El Bouhmidi explique que l’expression «campagne prématurée» renvoie à l’utilisation des espaces publics, et plus précisément ceux réservés à l’affichage des tracts, avant le début officiel de la campagne. Sinon, poursuit-il, tous les candidats seraient en situation de fraude, puisque tous les partis politiques communiquent sur leur programme et leurs têtes de liste.

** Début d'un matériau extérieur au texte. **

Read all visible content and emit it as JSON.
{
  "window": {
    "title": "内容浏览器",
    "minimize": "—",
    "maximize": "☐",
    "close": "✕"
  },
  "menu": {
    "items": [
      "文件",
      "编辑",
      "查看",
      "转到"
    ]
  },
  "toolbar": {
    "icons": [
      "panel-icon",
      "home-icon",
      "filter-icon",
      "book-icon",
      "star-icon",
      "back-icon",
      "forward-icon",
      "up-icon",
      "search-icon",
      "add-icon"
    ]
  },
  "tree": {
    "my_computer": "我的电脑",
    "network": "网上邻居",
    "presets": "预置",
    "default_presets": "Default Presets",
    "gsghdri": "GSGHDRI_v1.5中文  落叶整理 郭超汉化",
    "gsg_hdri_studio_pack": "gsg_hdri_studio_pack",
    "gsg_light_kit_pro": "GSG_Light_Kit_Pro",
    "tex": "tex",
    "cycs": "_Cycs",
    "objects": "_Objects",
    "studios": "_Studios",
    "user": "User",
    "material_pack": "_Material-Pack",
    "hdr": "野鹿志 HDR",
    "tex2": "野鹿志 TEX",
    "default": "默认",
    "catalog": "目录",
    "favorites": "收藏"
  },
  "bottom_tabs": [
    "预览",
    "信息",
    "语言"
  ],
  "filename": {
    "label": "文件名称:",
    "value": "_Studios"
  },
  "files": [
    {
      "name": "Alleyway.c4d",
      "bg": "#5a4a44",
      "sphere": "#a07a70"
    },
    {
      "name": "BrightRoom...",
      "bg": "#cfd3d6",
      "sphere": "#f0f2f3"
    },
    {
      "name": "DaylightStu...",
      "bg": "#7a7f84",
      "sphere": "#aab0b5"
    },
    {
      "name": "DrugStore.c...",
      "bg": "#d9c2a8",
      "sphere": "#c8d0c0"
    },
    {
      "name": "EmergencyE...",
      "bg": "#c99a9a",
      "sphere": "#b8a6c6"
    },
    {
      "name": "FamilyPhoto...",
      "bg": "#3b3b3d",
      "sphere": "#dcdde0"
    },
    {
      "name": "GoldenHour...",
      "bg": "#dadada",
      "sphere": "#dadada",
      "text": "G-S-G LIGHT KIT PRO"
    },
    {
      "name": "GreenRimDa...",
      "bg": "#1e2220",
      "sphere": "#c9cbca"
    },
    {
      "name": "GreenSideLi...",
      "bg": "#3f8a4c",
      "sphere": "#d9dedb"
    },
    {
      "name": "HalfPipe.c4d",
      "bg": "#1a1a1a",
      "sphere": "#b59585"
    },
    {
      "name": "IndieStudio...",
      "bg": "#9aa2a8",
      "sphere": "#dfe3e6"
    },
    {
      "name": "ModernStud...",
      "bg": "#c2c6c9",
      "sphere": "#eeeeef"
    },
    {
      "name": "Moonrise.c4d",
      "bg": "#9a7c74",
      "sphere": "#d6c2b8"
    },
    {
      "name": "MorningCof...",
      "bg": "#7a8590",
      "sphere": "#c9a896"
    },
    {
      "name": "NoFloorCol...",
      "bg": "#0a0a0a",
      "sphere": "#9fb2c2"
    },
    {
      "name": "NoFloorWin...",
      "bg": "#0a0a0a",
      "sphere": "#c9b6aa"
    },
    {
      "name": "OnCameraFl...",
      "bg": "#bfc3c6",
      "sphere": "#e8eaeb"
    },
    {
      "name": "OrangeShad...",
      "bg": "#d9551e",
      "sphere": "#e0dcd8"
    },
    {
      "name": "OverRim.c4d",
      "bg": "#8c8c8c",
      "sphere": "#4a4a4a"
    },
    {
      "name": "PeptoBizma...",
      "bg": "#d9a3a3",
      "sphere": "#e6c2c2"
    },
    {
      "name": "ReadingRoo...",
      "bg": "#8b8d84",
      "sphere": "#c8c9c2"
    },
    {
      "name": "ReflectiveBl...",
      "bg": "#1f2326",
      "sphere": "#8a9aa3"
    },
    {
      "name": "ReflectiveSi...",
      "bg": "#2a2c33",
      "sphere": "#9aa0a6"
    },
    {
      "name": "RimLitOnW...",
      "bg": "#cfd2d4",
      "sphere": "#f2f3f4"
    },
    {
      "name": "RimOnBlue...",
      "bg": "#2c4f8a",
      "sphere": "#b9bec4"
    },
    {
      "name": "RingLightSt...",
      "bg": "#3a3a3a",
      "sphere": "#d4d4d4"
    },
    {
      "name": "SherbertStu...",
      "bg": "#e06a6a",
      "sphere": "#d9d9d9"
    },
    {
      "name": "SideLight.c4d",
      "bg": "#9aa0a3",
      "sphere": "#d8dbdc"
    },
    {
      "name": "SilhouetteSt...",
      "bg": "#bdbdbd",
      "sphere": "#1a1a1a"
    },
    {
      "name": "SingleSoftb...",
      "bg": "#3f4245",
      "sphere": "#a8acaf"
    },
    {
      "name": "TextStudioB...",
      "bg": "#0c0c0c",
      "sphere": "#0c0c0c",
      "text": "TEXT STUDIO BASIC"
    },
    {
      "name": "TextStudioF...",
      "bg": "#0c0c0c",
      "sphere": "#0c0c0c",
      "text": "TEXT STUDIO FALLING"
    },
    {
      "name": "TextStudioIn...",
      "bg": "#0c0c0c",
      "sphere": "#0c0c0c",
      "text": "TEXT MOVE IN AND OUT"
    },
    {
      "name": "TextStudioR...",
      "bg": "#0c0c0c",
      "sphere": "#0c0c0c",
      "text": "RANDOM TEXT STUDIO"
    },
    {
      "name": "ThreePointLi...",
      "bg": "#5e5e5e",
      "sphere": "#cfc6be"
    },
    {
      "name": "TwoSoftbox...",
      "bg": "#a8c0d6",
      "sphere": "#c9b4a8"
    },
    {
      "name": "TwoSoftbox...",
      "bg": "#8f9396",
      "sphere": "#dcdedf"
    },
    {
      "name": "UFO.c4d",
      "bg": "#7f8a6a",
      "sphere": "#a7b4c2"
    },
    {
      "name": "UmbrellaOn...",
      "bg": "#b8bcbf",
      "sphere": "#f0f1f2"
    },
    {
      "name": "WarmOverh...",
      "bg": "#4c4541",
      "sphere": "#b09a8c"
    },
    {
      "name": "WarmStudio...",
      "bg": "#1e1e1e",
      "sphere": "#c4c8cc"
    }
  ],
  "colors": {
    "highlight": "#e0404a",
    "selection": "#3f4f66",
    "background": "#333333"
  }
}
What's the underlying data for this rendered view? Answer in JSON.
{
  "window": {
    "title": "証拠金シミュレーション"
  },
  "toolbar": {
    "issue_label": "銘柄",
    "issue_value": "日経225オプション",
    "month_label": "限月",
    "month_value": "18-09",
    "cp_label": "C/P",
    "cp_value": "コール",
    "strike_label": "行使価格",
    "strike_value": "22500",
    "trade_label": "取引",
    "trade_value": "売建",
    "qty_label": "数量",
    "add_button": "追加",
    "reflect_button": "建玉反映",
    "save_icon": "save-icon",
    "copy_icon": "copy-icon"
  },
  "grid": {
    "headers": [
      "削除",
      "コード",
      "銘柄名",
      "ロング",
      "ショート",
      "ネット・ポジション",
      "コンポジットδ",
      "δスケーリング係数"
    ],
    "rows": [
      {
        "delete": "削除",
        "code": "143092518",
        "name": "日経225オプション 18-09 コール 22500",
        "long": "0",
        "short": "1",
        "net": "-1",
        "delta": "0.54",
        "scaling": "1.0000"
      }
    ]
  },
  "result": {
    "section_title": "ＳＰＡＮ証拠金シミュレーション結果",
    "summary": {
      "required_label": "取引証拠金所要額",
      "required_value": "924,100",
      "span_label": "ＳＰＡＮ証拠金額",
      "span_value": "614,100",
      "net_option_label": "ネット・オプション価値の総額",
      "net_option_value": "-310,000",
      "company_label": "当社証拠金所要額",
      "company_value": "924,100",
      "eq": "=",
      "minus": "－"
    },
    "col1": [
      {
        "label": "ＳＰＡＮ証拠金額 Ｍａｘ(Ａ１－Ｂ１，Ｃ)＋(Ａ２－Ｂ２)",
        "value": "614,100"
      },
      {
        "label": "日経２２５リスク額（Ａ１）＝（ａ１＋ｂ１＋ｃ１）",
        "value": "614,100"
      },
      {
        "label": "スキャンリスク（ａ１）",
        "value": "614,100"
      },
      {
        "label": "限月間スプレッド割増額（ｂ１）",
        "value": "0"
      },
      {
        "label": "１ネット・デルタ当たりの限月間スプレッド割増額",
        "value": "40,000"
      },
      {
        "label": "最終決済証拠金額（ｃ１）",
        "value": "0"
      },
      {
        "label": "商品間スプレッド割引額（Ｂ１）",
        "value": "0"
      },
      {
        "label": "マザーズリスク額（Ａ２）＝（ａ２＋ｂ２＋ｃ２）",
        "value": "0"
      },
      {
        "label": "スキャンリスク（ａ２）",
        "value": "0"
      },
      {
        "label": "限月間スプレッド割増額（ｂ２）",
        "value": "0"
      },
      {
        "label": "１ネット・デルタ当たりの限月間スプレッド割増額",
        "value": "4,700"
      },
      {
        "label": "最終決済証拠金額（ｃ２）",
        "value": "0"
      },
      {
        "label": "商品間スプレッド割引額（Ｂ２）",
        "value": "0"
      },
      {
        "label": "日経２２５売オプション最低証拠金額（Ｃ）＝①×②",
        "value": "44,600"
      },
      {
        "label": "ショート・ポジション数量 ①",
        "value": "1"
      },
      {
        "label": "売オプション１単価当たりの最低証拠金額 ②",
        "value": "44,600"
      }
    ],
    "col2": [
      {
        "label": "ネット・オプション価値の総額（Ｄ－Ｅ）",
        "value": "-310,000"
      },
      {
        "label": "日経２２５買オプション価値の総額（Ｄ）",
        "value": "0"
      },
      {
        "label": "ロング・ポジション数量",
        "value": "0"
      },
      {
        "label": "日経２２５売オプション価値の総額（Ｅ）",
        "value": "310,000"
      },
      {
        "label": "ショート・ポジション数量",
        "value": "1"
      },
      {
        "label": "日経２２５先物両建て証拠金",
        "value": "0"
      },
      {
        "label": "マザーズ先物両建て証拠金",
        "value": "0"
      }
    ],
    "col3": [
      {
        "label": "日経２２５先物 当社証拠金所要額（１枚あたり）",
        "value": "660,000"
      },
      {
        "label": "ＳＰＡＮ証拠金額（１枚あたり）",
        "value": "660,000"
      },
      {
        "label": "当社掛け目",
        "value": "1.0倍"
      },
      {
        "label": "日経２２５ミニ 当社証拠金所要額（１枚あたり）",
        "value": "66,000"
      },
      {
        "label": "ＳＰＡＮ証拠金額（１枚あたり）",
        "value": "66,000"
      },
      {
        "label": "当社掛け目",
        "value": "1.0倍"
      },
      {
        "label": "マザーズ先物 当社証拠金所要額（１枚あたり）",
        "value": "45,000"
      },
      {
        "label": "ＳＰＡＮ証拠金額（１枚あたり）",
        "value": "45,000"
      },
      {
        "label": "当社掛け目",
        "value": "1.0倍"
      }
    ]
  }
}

«Pire encore, ils font des promesses à longueur de journée, sans jamais être inquiétés», s’indigne El Bouhmidi. Allusion est faite à un autre chef d’inculpation qui pèse sur Bahraoui: «Promesses électorales». Celui-ci est prévu par l’article 102 du code électoral. La disposition prévoit un emprisonnement d’1 à 5 ans et une amende de 50.000 à 100.000 DH à quiconque offre, pendant la campagne électorale, des dons, libéralités, des promesses de libéralités ou de faveur administratives soit à une collectivité locale, soit à un groupe de citoyens. Et ce, en vue d’influencer le vote d’un collège électoral. Quoi qu’il en soit, le procès qui s’ouvre aujourd’hui devrait apporter les premiers éléments de réponse et surtout clarifier la position de l’appareil judiciaire sur ce sujet…
Entre six mois et un an de prison
De tous les chefs d’inculpation retenus contre Bahraoui, un seul semble être clair et tranché: utilisation des moyens apparentant à la Commune pour la campagne électorale. Cette infraction est réprimée par l’article 54 du code électoral. «Est interdite, l’utilisation, sous quelque forme que ce soit, au profit de la campagne électorale d’un candidat, du matériel et des moyens appartenant à l’Etat, aux collectivités, locales ou aux établissements publics ou semi-publics, à l’exception des lieux de rassemblement mis à base égalitaire, à la disposition des candidats et des partis politiques par l’Etat et les Collectivités locales». L’article 84 du même texte punit d’un emprisonnement de six mois à un an et d’une amende de 5.000 à 10.000 dirhams, toute personne qui contrevient aux dispositions de l’article 54 du code précité».